Now eighteen, Felix sets out across the mountains of Spain to rescue three children kidnapped by their father. Along the way, he hopes to see his true love, Juana, who has entered a convent. But his rescue party is being followed, and Felix fears he and the children are being led into a trap.
The third book in an adventure trilogy set in the early nineteenth century
Intrigue is Aiken's stock-in-trade, and there is plenty to be found in this novel . . . [Readers] could hardly ask for a more diverting, action-filled plot. --Publishers Weekly
Thrilling. --VOYA(5Q, highest rating)
1
In which I receive a message from home; travel with Pedro, am followed by Sancho the Spy; see a spoiled child and her fat father; give our pursuers the slip; and witness a fearsome landslide
It was on some saint’s day—whose, I don’t remember—that Pedro came knocking at the door of my lodging in Salamanca. The townspeople had been celebrating since dawn, with processions, fireworks, bullfights, and dancing in the streets; the students at the University had a holiday, and most of them had been out, waving banners and demanding more liberal laws.
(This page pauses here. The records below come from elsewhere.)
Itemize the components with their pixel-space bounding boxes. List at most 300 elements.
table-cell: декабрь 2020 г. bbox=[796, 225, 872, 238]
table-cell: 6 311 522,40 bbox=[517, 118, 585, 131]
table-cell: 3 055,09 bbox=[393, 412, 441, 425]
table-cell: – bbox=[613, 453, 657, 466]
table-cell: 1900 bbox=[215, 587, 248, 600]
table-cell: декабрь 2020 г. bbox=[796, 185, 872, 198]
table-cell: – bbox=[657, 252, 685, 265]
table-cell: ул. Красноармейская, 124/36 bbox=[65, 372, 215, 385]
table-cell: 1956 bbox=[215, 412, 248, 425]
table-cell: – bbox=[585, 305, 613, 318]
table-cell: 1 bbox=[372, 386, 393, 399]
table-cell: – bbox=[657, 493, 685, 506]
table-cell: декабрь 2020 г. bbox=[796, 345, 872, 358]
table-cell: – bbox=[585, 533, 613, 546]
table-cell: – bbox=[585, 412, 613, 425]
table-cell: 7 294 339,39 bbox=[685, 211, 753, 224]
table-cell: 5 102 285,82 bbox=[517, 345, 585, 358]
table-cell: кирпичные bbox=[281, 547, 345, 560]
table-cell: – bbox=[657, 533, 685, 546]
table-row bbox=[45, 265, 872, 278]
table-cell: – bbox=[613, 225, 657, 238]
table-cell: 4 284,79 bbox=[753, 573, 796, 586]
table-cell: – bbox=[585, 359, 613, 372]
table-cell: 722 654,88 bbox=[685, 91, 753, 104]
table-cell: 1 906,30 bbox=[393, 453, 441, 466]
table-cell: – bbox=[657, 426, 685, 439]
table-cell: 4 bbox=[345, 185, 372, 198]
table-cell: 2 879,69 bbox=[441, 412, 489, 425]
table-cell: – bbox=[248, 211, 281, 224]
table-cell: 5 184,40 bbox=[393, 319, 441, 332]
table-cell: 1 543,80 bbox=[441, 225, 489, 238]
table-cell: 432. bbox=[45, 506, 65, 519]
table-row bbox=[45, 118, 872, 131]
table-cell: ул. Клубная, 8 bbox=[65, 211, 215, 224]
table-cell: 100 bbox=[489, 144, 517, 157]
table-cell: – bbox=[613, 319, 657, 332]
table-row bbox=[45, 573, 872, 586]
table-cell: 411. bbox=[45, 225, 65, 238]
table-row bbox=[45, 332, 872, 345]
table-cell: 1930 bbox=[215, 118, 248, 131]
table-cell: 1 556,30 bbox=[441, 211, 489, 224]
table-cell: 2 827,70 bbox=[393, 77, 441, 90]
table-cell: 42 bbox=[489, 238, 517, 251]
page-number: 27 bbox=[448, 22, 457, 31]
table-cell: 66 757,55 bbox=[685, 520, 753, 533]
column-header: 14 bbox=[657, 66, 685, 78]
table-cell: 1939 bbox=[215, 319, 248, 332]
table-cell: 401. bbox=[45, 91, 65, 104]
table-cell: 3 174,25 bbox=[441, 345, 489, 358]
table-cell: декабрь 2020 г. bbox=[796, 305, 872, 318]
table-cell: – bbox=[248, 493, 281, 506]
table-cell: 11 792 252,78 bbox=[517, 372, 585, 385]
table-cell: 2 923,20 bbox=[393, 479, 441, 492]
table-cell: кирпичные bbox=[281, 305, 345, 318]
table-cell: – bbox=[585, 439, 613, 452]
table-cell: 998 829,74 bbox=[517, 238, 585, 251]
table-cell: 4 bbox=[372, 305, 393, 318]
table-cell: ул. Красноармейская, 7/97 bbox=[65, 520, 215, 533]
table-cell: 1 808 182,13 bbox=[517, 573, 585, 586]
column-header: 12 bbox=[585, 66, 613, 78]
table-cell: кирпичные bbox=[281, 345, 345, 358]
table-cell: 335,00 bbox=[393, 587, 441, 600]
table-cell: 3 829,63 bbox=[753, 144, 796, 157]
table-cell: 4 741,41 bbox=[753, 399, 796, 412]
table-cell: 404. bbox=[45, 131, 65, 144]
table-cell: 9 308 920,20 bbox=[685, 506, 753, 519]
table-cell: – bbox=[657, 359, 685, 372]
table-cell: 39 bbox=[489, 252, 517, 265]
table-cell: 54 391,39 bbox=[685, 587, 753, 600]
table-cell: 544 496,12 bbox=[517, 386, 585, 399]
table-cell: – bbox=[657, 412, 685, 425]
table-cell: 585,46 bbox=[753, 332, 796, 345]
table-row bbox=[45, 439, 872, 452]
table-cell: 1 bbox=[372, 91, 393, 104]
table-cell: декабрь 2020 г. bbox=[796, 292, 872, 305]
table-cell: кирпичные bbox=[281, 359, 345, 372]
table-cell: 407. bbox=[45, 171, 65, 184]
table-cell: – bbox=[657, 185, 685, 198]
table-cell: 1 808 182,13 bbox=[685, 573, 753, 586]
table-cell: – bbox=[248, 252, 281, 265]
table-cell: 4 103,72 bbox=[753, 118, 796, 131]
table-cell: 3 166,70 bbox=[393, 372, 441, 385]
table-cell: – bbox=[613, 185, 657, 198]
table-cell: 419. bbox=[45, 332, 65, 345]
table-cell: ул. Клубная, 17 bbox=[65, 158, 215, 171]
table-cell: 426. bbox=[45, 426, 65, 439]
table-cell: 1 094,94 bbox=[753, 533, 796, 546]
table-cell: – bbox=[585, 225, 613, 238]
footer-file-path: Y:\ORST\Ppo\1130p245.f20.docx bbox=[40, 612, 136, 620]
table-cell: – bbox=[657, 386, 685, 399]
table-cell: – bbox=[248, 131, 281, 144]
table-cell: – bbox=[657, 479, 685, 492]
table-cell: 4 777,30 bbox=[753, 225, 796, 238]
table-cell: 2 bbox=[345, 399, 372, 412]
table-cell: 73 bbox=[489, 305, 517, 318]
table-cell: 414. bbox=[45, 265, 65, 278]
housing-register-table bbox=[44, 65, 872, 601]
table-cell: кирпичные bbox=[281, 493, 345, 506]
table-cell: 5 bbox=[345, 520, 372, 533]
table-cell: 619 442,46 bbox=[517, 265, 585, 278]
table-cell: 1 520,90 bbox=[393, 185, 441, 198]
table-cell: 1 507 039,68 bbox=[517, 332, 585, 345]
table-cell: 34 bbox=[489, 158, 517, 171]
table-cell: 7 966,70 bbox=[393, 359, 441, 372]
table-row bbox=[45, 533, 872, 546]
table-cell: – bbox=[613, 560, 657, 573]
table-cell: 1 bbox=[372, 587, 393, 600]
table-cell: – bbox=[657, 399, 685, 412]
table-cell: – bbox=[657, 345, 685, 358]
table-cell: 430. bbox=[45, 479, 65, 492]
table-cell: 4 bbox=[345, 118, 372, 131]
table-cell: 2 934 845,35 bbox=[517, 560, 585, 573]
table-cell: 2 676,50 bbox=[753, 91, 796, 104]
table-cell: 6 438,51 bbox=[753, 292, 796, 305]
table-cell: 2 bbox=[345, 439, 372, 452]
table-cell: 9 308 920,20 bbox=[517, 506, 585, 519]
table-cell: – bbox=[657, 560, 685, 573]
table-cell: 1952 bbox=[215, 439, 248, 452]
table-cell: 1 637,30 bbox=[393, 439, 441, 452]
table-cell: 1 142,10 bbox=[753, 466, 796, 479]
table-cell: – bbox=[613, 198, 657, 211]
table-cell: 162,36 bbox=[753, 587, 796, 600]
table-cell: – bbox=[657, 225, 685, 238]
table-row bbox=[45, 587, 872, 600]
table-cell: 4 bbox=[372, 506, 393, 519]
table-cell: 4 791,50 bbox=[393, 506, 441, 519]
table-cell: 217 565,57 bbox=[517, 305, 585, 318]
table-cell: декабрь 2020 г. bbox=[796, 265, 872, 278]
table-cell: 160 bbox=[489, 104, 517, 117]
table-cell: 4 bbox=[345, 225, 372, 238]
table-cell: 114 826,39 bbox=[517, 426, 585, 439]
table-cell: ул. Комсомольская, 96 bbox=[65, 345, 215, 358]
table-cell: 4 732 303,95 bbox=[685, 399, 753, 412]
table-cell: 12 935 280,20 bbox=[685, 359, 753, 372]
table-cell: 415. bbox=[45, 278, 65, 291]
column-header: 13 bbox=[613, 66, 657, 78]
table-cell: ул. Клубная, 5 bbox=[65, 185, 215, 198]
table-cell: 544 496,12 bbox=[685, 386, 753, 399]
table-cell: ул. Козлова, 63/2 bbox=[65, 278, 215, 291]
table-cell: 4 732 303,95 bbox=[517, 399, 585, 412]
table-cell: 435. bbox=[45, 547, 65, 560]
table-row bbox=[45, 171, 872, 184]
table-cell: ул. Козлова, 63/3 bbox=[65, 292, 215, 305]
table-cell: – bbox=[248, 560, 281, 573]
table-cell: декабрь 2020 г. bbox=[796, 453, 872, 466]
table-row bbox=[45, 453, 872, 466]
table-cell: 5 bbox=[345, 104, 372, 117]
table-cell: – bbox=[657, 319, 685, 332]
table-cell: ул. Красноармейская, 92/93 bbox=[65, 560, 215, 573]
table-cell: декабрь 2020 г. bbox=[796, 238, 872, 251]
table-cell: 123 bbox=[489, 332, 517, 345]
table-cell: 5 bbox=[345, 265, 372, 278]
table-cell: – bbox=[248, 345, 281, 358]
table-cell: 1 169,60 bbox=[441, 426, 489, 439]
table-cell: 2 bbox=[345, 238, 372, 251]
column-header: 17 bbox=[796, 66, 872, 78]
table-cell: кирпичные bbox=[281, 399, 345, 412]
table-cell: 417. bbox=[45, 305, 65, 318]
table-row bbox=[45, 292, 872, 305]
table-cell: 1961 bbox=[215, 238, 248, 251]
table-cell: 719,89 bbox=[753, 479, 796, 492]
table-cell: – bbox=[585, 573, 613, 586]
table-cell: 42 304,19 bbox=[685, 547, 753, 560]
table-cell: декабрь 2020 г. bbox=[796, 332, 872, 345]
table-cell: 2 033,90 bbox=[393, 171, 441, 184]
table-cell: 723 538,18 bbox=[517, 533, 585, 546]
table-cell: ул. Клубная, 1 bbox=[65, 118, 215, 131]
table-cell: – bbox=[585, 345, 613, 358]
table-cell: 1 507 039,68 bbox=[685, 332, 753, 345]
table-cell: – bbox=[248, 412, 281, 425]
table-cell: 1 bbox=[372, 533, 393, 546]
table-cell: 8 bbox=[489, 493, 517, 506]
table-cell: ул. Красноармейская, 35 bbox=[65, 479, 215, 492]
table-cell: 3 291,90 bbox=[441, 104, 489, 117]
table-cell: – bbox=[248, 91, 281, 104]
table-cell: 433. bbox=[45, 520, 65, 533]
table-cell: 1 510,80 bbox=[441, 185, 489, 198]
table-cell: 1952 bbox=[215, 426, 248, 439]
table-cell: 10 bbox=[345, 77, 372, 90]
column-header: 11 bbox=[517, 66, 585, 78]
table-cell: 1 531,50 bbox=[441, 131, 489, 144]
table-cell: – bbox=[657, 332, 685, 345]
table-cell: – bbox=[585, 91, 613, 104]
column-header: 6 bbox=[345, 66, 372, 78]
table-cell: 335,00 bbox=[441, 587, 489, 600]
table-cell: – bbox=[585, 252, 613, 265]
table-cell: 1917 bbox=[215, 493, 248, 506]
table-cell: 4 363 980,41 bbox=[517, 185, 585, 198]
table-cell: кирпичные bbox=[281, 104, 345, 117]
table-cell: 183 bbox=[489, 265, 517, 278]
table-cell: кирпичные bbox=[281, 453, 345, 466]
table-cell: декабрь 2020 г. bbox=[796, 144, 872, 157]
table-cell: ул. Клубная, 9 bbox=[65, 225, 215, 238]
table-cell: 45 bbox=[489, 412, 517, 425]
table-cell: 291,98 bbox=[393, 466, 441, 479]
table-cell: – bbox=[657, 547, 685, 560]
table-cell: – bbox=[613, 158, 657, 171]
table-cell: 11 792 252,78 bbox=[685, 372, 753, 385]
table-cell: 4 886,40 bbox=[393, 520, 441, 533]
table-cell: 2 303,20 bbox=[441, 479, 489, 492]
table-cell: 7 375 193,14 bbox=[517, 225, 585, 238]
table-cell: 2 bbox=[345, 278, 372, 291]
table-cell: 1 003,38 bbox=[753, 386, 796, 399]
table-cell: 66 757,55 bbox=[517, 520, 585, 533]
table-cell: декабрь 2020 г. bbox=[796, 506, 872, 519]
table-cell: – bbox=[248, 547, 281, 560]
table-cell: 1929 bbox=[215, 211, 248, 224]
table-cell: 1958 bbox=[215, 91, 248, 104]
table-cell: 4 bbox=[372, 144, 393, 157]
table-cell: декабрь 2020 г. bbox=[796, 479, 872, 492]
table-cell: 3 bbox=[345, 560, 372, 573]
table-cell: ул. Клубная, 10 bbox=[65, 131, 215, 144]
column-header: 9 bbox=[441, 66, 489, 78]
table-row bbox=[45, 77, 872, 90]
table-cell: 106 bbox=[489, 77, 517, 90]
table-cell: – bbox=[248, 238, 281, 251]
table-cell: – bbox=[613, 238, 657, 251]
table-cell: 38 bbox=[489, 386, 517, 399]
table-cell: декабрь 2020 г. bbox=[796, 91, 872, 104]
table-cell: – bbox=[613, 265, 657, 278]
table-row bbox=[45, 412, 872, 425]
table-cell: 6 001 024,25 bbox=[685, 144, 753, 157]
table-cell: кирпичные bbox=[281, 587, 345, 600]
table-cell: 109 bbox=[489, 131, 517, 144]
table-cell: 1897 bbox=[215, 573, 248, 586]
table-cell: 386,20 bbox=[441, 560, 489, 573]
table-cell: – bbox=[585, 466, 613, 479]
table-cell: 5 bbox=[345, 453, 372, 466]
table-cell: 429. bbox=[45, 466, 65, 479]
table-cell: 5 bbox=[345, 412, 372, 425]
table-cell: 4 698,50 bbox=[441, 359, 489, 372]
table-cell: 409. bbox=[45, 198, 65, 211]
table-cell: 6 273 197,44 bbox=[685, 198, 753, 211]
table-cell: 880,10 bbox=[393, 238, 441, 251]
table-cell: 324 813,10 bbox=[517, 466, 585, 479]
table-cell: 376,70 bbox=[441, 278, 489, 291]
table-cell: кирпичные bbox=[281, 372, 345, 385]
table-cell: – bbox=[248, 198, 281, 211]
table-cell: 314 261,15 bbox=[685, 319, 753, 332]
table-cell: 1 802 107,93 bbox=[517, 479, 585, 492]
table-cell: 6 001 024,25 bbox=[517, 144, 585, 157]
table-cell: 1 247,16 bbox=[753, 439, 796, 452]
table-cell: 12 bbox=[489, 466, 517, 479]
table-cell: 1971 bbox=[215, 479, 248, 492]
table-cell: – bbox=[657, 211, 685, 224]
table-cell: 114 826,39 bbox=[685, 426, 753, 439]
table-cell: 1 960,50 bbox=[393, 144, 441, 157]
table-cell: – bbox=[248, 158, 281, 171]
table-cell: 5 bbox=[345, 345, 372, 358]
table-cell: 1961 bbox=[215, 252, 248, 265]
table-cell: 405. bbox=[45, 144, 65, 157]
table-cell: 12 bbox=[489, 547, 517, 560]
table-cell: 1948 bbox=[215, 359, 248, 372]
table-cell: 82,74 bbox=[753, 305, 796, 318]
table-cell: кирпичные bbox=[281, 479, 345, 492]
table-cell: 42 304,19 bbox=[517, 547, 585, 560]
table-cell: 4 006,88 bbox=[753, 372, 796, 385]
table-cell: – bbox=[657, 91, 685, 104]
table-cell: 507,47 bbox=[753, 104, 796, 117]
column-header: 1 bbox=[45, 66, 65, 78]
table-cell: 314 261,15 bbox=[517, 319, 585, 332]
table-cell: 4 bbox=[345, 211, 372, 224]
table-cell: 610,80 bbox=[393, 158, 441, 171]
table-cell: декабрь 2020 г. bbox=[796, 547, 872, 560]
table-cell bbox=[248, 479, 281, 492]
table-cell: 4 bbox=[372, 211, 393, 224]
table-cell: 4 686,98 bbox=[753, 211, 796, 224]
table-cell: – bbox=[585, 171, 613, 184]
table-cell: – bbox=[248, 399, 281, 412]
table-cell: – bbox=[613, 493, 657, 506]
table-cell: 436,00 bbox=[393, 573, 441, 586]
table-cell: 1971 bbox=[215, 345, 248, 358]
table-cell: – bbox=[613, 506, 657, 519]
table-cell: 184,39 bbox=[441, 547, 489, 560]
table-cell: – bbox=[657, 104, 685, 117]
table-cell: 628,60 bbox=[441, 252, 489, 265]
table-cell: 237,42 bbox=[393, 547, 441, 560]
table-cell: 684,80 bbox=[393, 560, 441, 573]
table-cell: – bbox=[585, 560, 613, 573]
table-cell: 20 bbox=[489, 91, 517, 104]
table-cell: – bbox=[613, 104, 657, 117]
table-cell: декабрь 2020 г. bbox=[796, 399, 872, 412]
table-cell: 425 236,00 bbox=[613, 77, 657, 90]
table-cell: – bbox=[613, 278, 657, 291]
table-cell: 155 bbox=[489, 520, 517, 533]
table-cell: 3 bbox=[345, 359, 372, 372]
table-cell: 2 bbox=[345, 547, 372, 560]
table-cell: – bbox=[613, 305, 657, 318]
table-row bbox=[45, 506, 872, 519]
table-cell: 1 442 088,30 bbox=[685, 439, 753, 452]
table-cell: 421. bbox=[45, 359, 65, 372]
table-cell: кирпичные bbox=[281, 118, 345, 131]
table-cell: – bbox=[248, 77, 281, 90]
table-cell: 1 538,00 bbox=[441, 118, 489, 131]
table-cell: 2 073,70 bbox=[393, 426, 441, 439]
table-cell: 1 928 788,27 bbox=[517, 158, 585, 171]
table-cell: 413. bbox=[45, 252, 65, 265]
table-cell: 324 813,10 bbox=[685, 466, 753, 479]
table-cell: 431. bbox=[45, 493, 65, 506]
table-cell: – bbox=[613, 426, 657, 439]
Many of them had by this time been arrested and were probably in bad trouble. By nightfall, most of the town’s activities were concentrated in the Plaza Mayor, the main square, onto which my window faced. People who still had the energy—and there were plenty of them—were dancing; the older citizens sat at tables under trees in the middle of the plaza and drank wine and coffee and talked.
People talk more, in Salamanca, I have heard it said, than in any other town in the world. The sound of their conversation came up through my window—open, for it was a mild spring evening—in a solid clatter, like the tide breaking on a pebbled shore, just sometimes overborne by bursts of music on pipe, drum, and gul£?